After slipping 0.3 cents to close the regular session at $5.008, the prompt October contract was up 8.1 cents to $5.089 early in last night's Access trading session. Meanwhile, crude oil futures, which have been a rally point lately for gas bulls, were off almost a dollar to $34.15 during the same period yesterday.
"We would be a lot lower if it weren't for the storm in the Caribbean," said Ed Kennedy of Miami-based Pioneer Futures. "Crude is off and the weather is mild, but the traders are caught like a deer in the headlights while there is a potential for this storm to develop."

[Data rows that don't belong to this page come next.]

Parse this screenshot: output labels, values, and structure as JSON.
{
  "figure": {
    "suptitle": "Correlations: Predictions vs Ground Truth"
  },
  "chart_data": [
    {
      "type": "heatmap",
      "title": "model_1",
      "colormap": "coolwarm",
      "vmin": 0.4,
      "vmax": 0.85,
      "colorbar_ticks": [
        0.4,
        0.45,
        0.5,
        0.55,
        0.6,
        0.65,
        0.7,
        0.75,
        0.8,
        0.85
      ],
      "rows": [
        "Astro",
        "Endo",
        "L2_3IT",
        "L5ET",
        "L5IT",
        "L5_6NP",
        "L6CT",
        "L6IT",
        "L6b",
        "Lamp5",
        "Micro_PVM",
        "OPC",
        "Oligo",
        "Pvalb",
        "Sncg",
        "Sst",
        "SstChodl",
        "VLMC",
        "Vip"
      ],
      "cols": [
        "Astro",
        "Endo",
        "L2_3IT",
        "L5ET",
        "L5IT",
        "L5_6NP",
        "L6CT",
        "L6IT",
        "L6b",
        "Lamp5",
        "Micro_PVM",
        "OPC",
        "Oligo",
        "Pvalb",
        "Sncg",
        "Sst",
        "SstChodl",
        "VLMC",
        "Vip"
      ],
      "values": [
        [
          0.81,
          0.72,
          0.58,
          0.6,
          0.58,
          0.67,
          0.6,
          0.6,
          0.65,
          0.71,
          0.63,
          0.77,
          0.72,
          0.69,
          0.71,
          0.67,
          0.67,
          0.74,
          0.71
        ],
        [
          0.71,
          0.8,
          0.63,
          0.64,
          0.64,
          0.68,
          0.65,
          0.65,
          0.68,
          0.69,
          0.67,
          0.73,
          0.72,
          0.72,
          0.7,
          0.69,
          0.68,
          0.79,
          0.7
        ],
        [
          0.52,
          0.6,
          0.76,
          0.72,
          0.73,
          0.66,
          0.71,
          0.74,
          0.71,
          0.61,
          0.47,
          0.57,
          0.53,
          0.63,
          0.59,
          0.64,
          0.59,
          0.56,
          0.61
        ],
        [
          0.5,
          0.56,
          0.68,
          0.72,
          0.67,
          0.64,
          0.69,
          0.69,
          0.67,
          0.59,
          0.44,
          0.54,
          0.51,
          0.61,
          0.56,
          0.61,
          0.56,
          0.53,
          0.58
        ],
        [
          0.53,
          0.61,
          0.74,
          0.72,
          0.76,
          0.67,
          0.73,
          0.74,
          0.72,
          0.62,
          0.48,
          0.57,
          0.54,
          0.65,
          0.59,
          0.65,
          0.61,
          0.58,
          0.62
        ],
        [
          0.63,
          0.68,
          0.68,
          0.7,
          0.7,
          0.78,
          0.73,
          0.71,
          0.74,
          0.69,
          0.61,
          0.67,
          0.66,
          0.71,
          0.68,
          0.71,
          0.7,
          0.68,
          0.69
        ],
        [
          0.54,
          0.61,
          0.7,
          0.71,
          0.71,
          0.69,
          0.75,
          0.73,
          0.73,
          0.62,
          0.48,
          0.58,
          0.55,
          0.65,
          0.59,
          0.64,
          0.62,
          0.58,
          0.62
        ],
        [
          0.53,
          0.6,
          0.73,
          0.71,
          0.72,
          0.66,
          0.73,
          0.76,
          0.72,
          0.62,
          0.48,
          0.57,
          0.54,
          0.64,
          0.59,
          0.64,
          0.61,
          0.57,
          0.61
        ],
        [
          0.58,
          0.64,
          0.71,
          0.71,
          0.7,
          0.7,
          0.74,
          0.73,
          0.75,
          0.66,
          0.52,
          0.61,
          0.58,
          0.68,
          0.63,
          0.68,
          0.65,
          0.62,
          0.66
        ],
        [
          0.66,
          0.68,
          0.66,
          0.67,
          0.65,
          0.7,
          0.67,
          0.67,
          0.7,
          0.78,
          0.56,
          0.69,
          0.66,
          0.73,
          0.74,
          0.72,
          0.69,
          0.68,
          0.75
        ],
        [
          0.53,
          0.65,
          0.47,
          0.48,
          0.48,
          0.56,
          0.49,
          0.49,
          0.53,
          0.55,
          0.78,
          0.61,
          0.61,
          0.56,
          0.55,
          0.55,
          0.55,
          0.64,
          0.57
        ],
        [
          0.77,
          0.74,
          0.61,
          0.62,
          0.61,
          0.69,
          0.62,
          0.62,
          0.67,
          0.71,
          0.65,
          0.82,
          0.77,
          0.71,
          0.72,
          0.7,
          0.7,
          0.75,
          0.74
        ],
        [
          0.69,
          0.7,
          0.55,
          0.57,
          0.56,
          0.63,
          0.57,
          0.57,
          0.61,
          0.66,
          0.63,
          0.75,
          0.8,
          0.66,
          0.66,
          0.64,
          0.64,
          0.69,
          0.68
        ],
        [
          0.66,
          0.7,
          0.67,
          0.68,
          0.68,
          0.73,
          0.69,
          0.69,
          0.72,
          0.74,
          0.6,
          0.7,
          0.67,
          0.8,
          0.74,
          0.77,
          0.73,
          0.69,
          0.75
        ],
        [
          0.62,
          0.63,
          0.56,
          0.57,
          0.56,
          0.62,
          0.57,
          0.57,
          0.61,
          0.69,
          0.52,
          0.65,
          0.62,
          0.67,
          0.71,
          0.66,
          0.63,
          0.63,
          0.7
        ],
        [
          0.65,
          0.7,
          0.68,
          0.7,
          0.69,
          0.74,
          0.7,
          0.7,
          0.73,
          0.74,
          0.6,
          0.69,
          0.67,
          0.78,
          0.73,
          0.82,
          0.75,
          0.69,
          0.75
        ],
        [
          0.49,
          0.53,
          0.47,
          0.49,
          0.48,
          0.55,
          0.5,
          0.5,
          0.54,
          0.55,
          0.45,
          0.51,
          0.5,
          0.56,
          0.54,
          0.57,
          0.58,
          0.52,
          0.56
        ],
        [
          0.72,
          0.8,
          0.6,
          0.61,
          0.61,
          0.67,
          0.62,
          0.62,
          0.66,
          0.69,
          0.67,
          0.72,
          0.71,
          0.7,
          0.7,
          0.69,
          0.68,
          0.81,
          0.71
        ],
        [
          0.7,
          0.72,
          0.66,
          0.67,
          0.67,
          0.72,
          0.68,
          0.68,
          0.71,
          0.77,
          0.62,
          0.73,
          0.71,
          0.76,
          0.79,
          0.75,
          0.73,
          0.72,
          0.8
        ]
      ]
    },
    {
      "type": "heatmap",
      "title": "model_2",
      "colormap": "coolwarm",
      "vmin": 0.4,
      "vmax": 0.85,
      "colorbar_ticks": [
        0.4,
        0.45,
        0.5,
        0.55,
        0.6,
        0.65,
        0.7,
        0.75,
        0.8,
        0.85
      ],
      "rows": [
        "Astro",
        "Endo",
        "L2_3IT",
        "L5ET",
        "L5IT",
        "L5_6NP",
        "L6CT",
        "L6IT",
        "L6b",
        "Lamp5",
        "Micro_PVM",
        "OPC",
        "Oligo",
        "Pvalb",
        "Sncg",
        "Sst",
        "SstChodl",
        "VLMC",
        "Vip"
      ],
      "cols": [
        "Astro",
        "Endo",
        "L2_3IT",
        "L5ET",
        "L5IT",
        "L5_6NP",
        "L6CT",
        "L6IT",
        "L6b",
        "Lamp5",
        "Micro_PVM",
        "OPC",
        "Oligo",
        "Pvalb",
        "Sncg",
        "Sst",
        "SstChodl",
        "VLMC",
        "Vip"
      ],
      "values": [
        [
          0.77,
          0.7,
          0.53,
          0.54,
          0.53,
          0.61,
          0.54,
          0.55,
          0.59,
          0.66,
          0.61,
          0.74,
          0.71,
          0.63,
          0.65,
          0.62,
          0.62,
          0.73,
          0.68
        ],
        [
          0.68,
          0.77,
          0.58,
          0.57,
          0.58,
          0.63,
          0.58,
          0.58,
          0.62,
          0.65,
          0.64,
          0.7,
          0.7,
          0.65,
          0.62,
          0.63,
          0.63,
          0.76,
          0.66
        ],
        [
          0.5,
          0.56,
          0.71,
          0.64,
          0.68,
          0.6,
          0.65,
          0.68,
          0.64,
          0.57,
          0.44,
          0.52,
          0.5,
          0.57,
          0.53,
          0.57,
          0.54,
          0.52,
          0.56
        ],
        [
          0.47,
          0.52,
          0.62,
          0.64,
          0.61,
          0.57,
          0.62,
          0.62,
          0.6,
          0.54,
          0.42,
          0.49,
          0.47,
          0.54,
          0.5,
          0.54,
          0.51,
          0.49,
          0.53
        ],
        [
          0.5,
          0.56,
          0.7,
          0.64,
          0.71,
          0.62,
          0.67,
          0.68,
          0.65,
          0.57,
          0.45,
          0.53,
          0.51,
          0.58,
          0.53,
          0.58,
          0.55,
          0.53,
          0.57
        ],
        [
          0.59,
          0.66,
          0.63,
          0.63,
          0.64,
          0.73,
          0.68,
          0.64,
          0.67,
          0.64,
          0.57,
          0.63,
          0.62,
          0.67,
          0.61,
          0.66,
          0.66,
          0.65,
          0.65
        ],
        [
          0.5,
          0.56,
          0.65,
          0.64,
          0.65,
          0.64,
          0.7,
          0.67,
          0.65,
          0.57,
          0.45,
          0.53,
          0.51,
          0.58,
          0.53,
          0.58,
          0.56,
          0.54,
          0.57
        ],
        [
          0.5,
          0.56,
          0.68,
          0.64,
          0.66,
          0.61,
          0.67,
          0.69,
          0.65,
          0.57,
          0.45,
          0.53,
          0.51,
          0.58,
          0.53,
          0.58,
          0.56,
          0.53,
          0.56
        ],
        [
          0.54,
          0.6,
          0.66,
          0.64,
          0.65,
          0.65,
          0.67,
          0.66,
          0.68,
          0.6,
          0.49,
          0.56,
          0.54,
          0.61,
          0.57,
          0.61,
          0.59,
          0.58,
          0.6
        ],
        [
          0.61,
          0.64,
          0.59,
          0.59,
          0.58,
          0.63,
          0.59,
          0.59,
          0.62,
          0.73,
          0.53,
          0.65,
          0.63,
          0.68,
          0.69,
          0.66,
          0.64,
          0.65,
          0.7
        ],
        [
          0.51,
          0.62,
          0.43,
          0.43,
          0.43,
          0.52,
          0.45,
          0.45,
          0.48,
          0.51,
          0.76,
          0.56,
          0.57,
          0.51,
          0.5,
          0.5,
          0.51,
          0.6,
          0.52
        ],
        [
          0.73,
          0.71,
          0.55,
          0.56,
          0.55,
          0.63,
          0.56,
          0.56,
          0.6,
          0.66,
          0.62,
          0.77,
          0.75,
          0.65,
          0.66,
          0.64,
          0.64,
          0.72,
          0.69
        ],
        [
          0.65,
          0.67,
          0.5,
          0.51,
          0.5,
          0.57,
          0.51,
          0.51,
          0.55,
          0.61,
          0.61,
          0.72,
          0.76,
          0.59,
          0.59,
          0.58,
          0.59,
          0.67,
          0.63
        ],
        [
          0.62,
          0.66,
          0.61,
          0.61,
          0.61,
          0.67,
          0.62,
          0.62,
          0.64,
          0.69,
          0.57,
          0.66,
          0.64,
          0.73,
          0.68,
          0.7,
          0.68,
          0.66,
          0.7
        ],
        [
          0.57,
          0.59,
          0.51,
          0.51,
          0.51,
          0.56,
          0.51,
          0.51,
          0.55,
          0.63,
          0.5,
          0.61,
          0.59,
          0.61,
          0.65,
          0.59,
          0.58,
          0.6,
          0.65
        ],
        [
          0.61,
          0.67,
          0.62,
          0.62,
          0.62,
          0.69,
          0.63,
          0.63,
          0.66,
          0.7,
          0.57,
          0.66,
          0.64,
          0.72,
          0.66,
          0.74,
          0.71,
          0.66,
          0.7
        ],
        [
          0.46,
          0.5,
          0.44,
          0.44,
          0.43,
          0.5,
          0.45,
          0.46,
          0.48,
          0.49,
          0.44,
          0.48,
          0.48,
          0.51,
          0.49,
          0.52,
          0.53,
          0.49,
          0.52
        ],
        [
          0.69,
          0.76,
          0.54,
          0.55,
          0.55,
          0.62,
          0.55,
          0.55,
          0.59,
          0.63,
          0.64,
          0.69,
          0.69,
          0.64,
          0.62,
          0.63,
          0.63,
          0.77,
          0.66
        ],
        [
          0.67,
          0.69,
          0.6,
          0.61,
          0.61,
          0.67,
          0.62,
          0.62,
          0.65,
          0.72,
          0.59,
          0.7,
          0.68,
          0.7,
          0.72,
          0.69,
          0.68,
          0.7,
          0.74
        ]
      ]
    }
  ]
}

As of Tuesday evening, the National Hurricane Center was tracking a broad area of low pressure located in the western Caribbean Sea. Upper level winds have become favorable for further development, prompting the Air Force to send a reconnaissance aircraft to investigate the system late yesterday.
While it was still too early to tell whether this system will have an impact on gas assets in the Gulf of Mexico, it was apparent that traders were not taking any chances last night. The development of tropical systems in the Gulf and the Caribbean have already produced stunning knee-jerk reactions in futures prices this hurricane season, most notably on Monday, Aug. 21 when the market jumped more than 31 cents on the news Debby had reached tropical storm status in the eastern Caribbean.
However, fresh storm news will not be the only thing traders need to be on the look-out for Wednesday. Also anticipated is the release of fresh storage data from the American Gas Association. Market expectations are centered on a 50-60 Bcf injection, which, if realized, will fall dramatically short of both last year's 81 Bcf refill and the five-year average build of 79 Bcf. Over the past four weeks the market has only injected an average of 50 Bcf, 18 Bcf less than the average injection for this time over the last five years.